Ming-Yu Liu and Arun Mallya were on a video call when one of them started to break up, then freeze.
It’s an irksome reality of life in the pandemic that most of us have shared. But unlike most of us, Liu and Mallya could do something about it.
They are AI researchers at NVIDIA and specialists in computer vision. Working with colleague Ting-Chun Wang, they realized they could use a neural network in place of the software called a video codec typically used to compress and decompress video for transmission over the net.
Their work enables a video call with one-tenth the network bandwidth users typically need. It promises to reduce bandwidth consumption by orders of magnitude in the future.
“We want to provide a better experience for video communications with AI so even people who only have access to extremely low bandwidth can still upgrade from voice to video calls,” said Mallya.
Better Connections Thanks to GANs
The technique works even when callers are wearing a hat, glasses, headphones or a mask. And just for fun, they spiced up their demo with a couple bells and whistles so users can change their hair styles or clothes digitally or create an avatar.
A more serious feature in the works (shown at top) uses the neural network to align the position of users’ faces for a more natural experience. Callers watch their video feeds, but they appear to be looking directly at their cameras, enhancing the feeling of a face-to-face connection.
“With computer vision techniques, we can locate a person’s head over a wide range of angles, and we think this will help people have more natural conversations,” said Wang.
Say hello to the latest way AI is making virtual life more real.
How AI-Assisted Video Calls Work
The mechanism behind AI-assisted video calls is simple.
A sender first transmits a reference image of the caller, just like today’s systems that typically use a compressed video stream. Then, rather than sending a fat stream of pixel-packed images, it sends data on the locations of a few key points around the user’s eyes, nose and mouth.
A generative adversarial network on the receiver’s side uses the initial image and the facial key points to reconstruct subsequent images on a local GPU. As a result, much less data is sent over the network.

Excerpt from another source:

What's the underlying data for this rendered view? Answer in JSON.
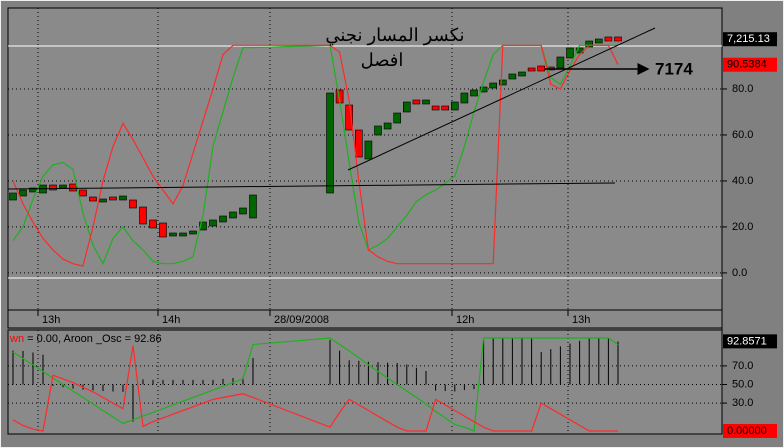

Liu’s work in GANs hit the spotlight last year with GauGAN, an AI tool that turns anyone’s doodles into photorealistic works of art. GauGAN has already been used to create more than a million images and is available at the AI Playground.

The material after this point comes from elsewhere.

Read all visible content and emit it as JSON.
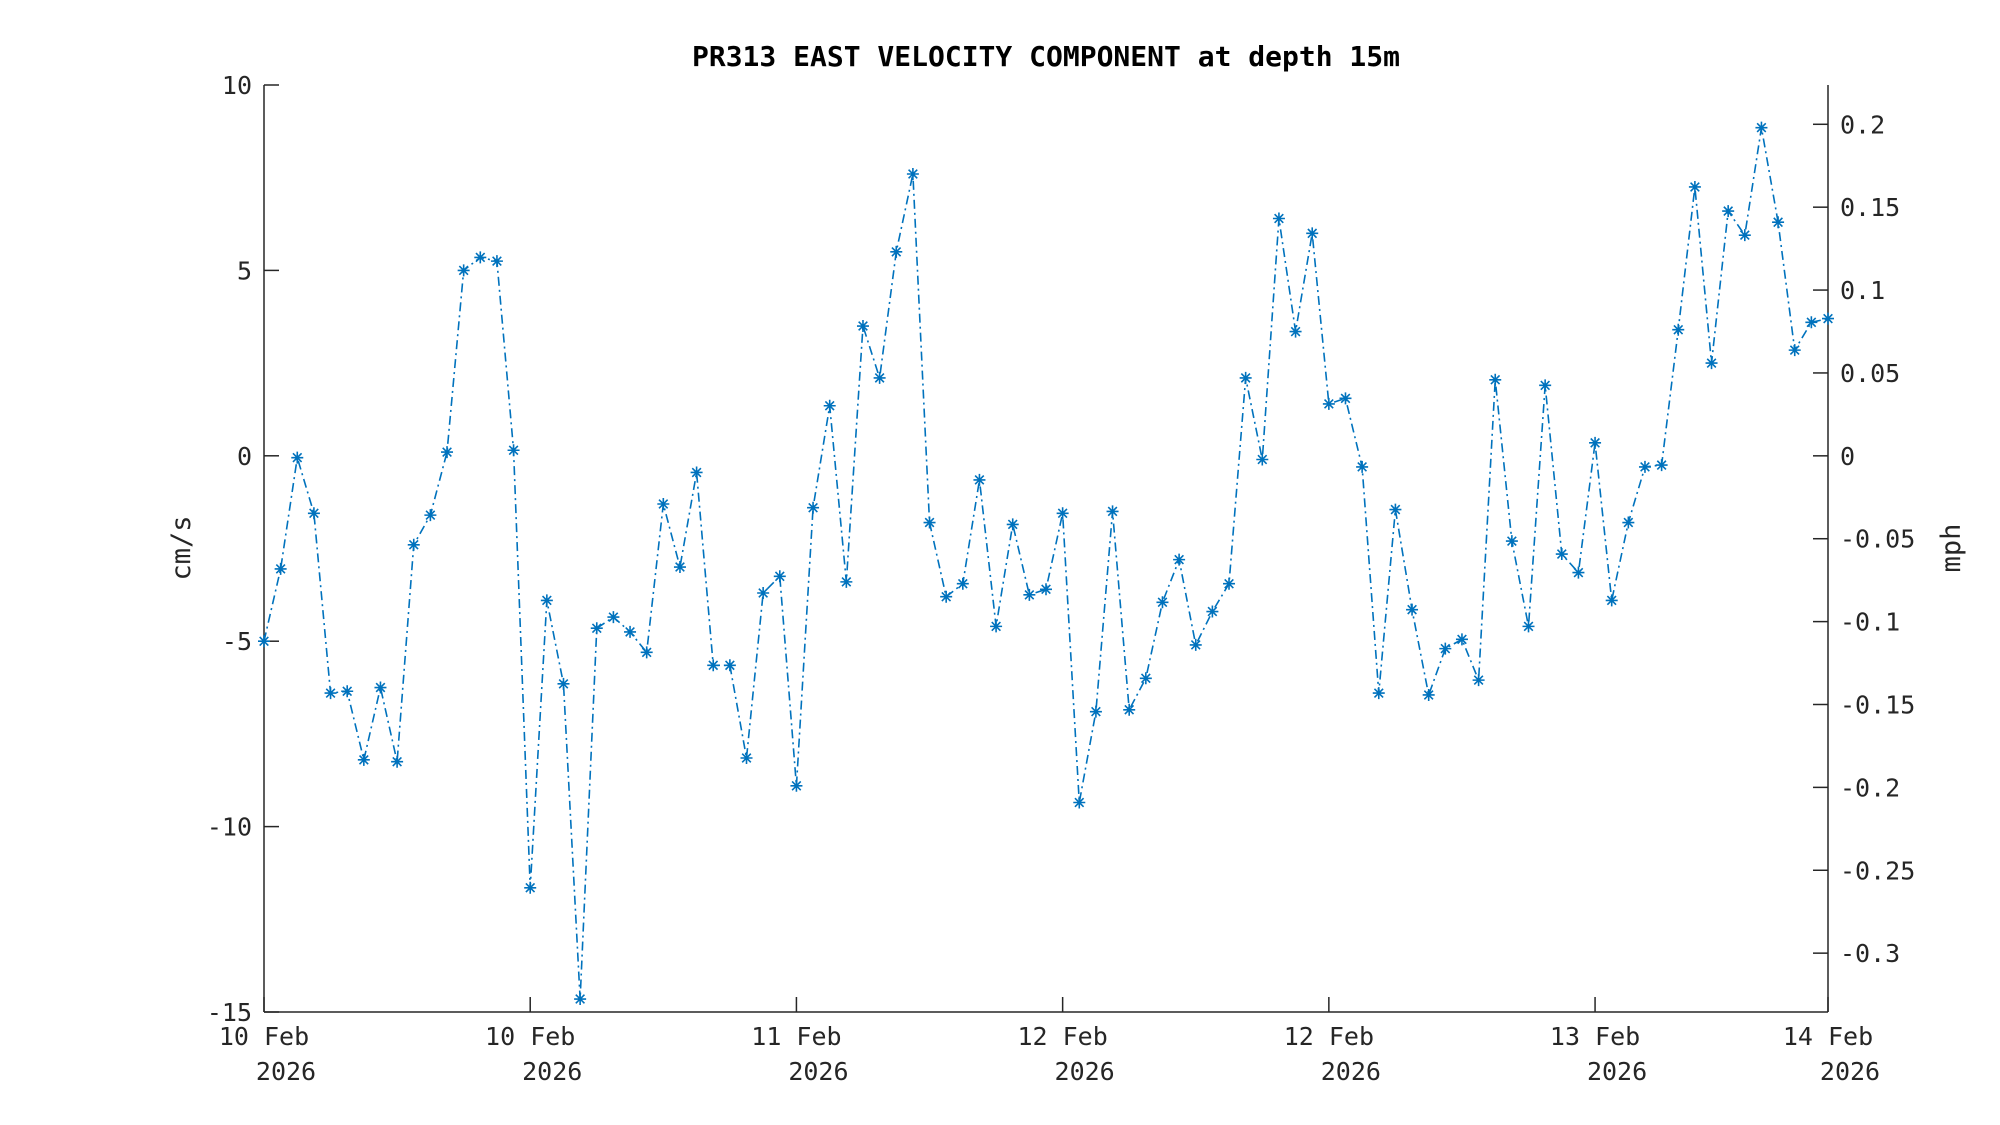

“The pandemic motivated us because everyone is doing video conferencing now, so we explored how we can ease the bandwidth bottlenecks so providers can serve more people at the same time,” said Liu.
GPUs Bust Bandwidth Bottlenecks
The approach is part of an industry trend of shifting network bottlenecks into computational tasks that can be more easily tackled with local or cloud resources.
“These days lots of companies want to turn bandwidth problems into compute problems because it’s often hard to add more bandwidth and easier to add more compute,” said Andrew Page, a director of advanced products in NVIDIA’s media group.
AI Instruments Tune Video Services
GAN video compression is one of several capabilities coming to NVIDIA Maxine, a cloud-AI video-streaming platform to enhance video conferencing and calls. It packs audio, video and conversational AI features in a single toolkit that supports a broad range of devices.
Announced this week at GTC, Maxine lets service providers deliver video at super resolution with real-time translation, background noise removal and context-aware closed captioning. Users can enjoy features such as face alignment, support for virtual assistants and realistic animation of avatars.
“Video conferencing is going through a renaissance,” said Page. “Through the pandemic, we’ve all lived through its warts, but video is here to stay now as a part of our lives going forward because we are visual creatures.”
Maxine harnesses the power of NVIDIA GPUs with Tensor Cores running software such as NVIDIA Jarvis, an SDK for conversational AI that delivers a suite of speech and text capabilities. Together, they deliver AI capabilities that are useful today and serve as building blocks for tomorrow’s video products and services.